I've installed Buster 10.0 and 10.3 in a UEFI multi-boot system. Secure Boot enabled. During both OS installs I ticked auto-login. Both installs ignored this and when the OS is loading it requests username/password. Both OS don't allow copy/paste into a Terminal. I plan to delete both OS partitions and remove the booting files from the ESP.
It would be my first thing to do. It would work both as a workaround for problem, but also may give some information - it would be strange if both terminal emulators would not allow copy-pasting. I use Sakura terminal in Openbox/X11 setting. I don't use Wayland yet.
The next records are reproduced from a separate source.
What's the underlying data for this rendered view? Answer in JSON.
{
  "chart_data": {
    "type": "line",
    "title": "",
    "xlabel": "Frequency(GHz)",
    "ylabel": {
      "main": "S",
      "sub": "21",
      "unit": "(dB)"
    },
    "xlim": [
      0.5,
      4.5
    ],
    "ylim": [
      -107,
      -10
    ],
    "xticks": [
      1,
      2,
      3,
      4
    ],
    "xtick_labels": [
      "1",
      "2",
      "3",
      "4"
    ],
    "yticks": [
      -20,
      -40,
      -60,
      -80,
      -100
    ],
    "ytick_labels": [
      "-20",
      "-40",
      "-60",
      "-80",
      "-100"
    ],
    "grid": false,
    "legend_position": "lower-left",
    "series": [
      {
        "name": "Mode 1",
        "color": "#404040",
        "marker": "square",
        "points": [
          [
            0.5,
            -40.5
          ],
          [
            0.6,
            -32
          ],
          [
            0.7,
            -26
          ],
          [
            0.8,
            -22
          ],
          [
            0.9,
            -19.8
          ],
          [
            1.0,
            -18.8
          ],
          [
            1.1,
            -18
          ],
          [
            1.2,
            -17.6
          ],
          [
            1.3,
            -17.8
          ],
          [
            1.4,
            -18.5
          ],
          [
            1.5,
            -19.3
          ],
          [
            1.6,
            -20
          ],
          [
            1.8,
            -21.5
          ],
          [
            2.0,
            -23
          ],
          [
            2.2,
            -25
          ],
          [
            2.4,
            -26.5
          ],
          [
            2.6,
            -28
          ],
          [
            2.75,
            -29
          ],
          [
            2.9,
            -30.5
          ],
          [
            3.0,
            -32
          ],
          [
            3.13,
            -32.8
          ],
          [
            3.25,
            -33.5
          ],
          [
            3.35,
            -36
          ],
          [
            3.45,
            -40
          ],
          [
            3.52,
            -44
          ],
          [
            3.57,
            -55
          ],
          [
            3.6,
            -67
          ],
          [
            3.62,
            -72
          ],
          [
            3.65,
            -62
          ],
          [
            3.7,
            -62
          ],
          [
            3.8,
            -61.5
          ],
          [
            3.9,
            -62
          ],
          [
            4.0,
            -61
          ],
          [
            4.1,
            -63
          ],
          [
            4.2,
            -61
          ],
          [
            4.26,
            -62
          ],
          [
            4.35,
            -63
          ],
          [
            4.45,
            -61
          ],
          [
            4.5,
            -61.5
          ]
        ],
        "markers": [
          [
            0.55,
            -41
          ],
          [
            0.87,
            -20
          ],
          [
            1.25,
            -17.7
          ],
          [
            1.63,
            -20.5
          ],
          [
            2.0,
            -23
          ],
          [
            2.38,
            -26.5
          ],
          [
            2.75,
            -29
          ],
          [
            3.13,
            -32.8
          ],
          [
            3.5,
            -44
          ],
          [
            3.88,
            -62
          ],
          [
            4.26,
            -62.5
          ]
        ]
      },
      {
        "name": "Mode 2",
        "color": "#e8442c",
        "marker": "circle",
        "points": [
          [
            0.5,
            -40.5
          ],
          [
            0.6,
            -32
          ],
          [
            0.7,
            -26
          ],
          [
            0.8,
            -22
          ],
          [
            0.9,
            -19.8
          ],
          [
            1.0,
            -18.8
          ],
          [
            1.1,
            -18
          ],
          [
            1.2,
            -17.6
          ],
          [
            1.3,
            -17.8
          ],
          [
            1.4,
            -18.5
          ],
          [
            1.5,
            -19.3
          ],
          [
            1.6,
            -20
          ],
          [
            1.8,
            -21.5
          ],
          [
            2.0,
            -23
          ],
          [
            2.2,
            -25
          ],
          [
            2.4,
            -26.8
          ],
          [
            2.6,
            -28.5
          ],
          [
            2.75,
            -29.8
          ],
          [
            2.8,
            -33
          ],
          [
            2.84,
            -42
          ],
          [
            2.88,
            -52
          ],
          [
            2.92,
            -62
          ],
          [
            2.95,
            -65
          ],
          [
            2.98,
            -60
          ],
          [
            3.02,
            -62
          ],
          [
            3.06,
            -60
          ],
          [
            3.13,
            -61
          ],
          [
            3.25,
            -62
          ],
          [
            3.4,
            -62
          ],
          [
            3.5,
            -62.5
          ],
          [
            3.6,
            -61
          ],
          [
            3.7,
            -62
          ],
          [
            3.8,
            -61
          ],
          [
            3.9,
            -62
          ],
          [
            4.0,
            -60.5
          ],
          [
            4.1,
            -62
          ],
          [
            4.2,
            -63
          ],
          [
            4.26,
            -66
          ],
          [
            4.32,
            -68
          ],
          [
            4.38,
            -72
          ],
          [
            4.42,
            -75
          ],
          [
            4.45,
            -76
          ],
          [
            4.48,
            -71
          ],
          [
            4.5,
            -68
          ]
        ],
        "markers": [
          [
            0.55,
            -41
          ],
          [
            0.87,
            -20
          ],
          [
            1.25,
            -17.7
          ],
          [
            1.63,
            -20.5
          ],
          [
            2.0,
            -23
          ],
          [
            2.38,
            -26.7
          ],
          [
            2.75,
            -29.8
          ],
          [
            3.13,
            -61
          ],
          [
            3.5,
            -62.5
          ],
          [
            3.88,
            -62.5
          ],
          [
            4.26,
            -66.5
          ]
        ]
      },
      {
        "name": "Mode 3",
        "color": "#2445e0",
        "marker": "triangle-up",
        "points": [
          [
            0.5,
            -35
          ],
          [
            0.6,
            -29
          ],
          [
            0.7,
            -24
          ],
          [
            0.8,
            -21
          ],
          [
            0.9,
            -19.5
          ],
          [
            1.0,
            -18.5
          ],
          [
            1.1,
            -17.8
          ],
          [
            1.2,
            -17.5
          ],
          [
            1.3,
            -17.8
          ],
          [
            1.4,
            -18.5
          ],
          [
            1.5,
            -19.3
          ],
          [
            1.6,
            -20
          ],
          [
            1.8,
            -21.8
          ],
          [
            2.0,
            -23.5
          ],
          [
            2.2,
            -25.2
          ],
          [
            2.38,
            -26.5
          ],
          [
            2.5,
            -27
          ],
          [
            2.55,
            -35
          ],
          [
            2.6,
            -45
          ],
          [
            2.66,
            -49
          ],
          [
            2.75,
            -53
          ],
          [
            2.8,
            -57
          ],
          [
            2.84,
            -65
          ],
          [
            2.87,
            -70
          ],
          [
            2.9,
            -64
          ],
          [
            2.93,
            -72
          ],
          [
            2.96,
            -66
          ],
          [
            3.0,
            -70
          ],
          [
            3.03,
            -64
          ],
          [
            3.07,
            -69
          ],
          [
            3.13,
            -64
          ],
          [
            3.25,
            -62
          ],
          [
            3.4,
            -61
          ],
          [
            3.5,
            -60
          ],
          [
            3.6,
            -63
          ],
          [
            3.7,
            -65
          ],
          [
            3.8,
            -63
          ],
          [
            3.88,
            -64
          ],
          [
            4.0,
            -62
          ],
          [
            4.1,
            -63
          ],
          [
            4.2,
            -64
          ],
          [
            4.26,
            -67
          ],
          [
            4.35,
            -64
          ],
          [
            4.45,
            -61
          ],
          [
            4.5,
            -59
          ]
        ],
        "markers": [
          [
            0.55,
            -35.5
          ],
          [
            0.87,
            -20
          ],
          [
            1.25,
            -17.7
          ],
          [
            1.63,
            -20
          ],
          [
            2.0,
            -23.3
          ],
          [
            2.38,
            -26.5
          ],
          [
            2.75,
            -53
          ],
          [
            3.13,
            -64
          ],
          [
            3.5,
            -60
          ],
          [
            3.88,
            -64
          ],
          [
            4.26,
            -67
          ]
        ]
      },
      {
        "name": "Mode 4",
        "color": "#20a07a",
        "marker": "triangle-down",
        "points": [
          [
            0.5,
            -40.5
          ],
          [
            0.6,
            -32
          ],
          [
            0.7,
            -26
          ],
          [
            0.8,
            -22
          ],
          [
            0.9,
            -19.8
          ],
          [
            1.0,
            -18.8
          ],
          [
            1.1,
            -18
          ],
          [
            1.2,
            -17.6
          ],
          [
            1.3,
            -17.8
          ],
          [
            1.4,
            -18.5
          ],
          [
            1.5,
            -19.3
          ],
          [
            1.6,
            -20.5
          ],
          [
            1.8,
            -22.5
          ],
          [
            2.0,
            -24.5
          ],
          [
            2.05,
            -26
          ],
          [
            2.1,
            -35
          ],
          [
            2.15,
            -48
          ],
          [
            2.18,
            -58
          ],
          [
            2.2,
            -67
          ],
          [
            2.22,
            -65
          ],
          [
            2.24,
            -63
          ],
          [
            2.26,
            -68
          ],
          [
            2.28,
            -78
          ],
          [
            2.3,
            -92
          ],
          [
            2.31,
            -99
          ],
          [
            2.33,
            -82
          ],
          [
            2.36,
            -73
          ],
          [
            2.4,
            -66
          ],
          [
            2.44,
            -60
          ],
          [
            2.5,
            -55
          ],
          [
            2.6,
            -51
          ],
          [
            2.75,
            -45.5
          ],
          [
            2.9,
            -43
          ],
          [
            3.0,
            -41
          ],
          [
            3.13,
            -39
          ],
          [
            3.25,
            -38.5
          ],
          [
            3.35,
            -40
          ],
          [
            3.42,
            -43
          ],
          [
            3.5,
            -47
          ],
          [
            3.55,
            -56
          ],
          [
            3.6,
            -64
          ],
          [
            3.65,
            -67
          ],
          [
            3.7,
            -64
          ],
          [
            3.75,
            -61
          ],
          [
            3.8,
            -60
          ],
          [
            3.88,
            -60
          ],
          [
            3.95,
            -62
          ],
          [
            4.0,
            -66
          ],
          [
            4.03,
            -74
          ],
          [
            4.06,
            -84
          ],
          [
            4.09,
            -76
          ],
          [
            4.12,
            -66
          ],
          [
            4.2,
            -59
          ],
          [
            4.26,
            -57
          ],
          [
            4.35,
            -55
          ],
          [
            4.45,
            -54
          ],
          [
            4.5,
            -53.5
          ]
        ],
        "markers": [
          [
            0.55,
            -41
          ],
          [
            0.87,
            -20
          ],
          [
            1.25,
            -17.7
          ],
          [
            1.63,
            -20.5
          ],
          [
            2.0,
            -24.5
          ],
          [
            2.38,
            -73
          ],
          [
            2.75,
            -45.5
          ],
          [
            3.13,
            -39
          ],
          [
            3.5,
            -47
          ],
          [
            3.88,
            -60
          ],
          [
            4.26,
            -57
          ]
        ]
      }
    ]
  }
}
@Palancar with what terminal emulator does chinammon ships with? If it is xterm you can try this https://askubuntu.com/questions/617629/how-to-enable-cut-or-copy-paste-in-xterm
I use a very simple solution for autologin and can confirm it works well! Paste solution: VERIFIED 2-11-2020 WORKING!!!! How to autologin user permenantly on Debian Buster Autologin means than when Debian runs a session starts without entering any password. To get this in Debian we modify the /etc/lightdm/lightdm.conf file and change the lines: sudo gedit /etc/lightdm/lightdm.conf #autologin-user= #autologin-user-timeout=0 change above to below removing # of course autologin-user=your_user autologin-user-timeout=0 Simple and fast. End paste. I am also looking into installing gnome terminal 3.30.2, which is what is on my Buster systems that came about as upgrades from Stretch. I may not get to this today, but I may be able to.
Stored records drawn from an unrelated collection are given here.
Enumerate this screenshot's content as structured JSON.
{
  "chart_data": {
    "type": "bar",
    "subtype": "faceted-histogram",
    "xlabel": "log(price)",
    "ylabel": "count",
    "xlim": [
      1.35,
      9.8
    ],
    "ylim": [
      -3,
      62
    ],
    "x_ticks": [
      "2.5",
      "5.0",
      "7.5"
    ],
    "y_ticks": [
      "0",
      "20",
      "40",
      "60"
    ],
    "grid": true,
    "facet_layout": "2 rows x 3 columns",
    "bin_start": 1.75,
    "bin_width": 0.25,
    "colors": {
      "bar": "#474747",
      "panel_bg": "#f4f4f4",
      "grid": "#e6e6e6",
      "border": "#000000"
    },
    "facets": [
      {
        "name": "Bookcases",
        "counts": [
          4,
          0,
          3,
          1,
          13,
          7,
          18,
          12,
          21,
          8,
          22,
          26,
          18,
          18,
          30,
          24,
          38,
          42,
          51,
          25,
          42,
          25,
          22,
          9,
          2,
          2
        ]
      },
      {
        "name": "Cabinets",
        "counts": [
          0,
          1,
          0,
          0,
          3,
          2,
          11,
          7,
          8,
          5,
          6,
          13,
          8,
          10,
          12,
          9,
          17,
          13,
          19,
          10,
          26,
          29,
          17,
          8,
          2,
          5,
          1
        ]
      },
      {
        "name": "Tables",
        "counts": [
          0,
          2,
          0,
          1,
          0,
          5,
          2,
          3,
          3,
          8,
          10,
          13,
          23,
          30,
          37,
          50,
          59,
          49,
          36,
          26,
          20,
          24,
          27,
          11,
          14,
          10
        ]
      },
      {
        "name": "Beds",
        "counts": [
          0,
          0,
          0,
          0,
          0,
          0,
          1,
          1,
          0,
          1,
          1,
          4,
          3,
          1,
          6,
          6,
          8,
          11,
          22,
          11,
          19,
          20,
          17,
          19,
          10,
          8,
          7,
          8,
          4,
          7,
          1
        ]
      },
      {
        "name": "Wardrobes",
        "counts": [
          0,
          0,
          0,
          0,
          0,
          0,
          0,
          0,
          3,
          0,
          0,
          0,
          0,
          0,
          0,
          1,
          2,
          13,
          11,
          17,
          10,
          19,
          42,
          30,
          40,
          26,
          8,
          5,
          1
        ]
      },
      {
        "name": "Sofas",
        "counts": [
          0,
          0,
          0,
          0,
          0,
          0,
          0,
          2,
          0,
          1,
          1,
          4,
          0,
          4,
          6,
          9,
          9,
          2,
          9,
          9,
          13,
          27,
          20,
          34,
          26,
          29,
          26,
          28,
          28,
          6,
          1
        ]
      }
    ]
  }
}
Thanks for the link. I'll run it through and see if its what I want to try. May just go back to gnome terminal as posted above. Still thinking.
Success, took me less than two minutes to get my old familiar terminal back with all the capabilities I am used to. I installed gnome terminal 3.30.2-2 (version for Buster) directly from Debian. Just placed a terminal icon on my Desktop and I am back in business! Downloaded from Deb's ftp to my Desktop, verified shasum (small file) and installed as below. Easy as hell. I don't have to contend with xterm now. Happy about that. Sailing along now. cd Desktop && sudo dpkg -i gnome-terminal_3.30.2-2_amd64.deb #needed to run for dependencies sudo apt-get install -f Only needed to install a few files, not alot of dependencies.
@Palancar I checked on my machines and xterm does not allow copy paste in Stretch too. I always use xfce4-terminal, so never noticed it in the past... about the autologin. lightdm.conf editing is the first thing to do on debian installations since debian 7 (wheezy).
I know that. I simply like to add "connect the dots" for anyone coming along that would be new to this. I don't know why Debian doesn't honor the autologin selection when an install is happening. Many of us are using Debian on fully encrypted LUKS volumes. Access is protected behind long passwords even booting our machines in the first place. Just saying!
Lightdm is not even listed on the debtags https://debtags.debian.org/search/?wl=&q=tag:x11::display-manager AND tag:role::program&qf=default so I doubt that we will see better support for it for the next decade.
Brian if you have multiple users you may want to change also the line #greeter-hide-users=false to greeter-hide-users=false to avoid typing the user name manually.
Panagiotis, I'm a single user. I have multiple Linux OS booting from BIU. I was interested in seeing which Linux OS support Secure Boot. The only Linux OS I really use is Mint Cinnamon and I have IFL installed and BootNow.